The two central players are layered images of 100 soldiers and nurses from the 400,000 Australian men and women who enlisted in the First World War. The result are two ethereal faces who we know, but have never met. They culminate a visual and audio expression that breaths life, drawing you into their being with self examination. The cascading portraits are loved family members contributed by the public.
The numbers were staggering. Almost 40% of the eligible male population in Australia signed up, 40% had their bodies shattered, 15% never came home, those who did were never the same.

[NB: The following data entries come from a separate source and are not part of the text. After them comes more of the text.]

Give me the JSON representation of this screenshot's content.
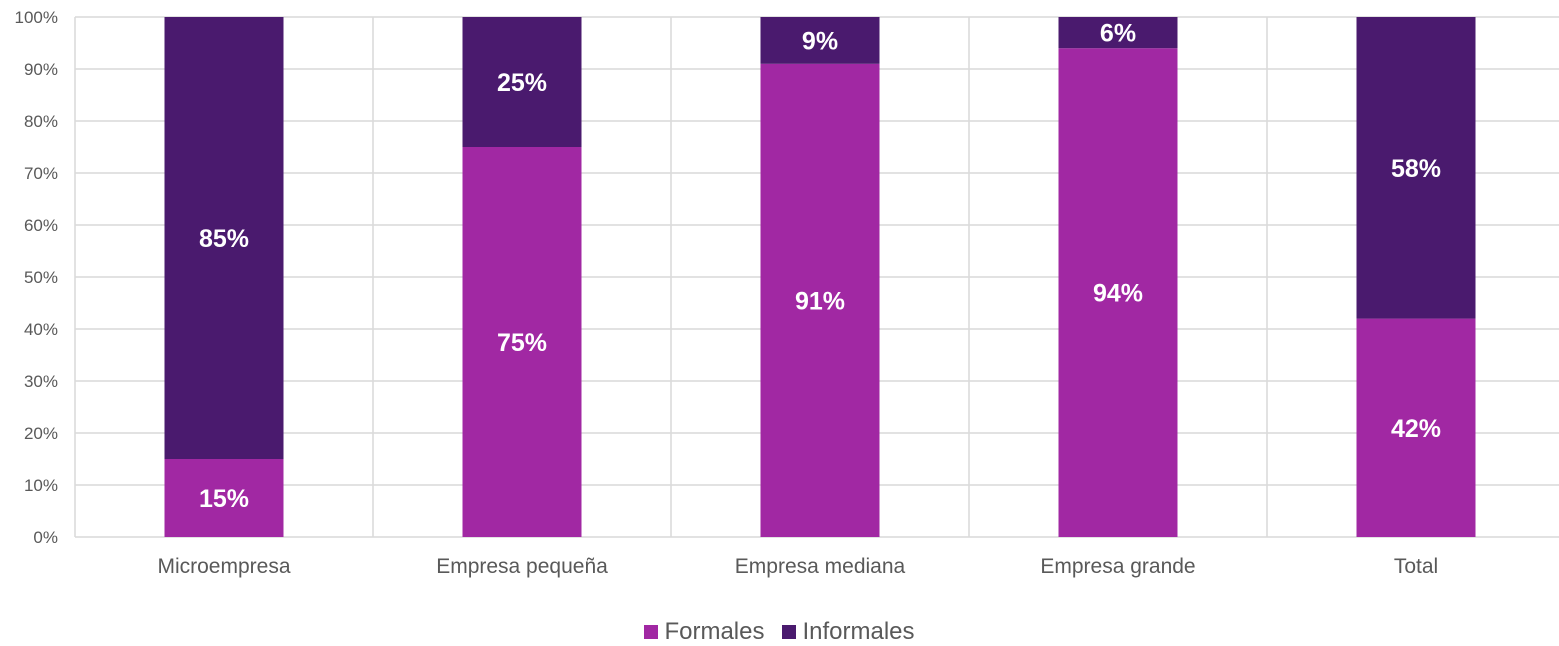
{
  "chart_data": {
    "type": "bar",
    "stacked": true,
    "percent": true,
    "categories": [
      "Microempresa",
      "Empresa pequeña",
      "Empresa mediana",
      "Empresa grande",
      "Total"
    ],
    "series": [
      {
        "name": "Formales",
        "values": [
          15,
          75,
          91,
          94,
          42
        ],
        "labels": [
          "15%",
          "75%",
          "91%",
          "94%",
          "42%"
        ],
        "color": "#a128a3"
      },
      {
        "name": "Informales",
        "values": [
          85,
          25,
          9,
          6,
          58
        ],
        "labels": [
          "85%",
          "25%",
          "9%",
          "6%",
          "58%"
        ],
        "color": "#4a1a6e"
      }
    ],
    "ylim": [
      0,
      100
    ],
    "yticks": [
      "0%",
      "10%",
      "20%",
      "30%",
      "40%",
      "50%",
      "60%",
      "70%",
      "80%",
      "90%",
      "100%"
    ],
    "grid": true,
    "legend_position": "bottom",
    "colors": {
      "grid": "#d9d9d9",
      "text": "#595959",
      "label": "#ffffff"
    }
  }
}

The exhibition Facing World War 1: Stories of Loyalty, Loss and Love shares some Brisbane tales.
Tom Brennan, hero, policeman, and poet. His work written in the shadow of shellfire is chilling. Home for mental convalescence, he falls to his death from the balcony of his city boarding house. Jock Willis, comedian and musician. He came home to a very changed world. His original musical score was recorded for the exhibition, and it’s heard for the first time since 1916. This is a magical, emotional display. Even the hand written letters speak.

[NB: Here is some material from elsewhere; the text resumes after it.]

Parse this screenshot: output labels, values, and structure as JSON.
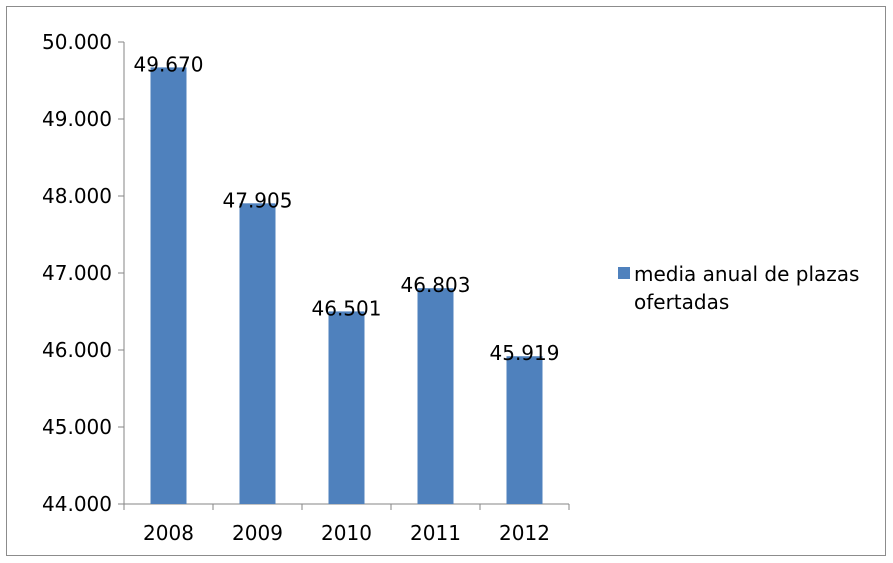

You may not recall many of the names of those Australians who fought for us a hundred years ago, but after visiting the museum, you’ll remember all their faces. Layered as one, flanked by tears.
And we hollowed a space in the solemn stone
For the names they’d “immortalled,” which none could tell
Save God, to Whose silence their souls had flown,
And the still’d tongues holding His secret well.
From Our Nameless Dead, Tom Brennan, 1915
Facing World War 1 continues at the Museum of Brisbane, City Hall, until 28 August 1916. Entry is free.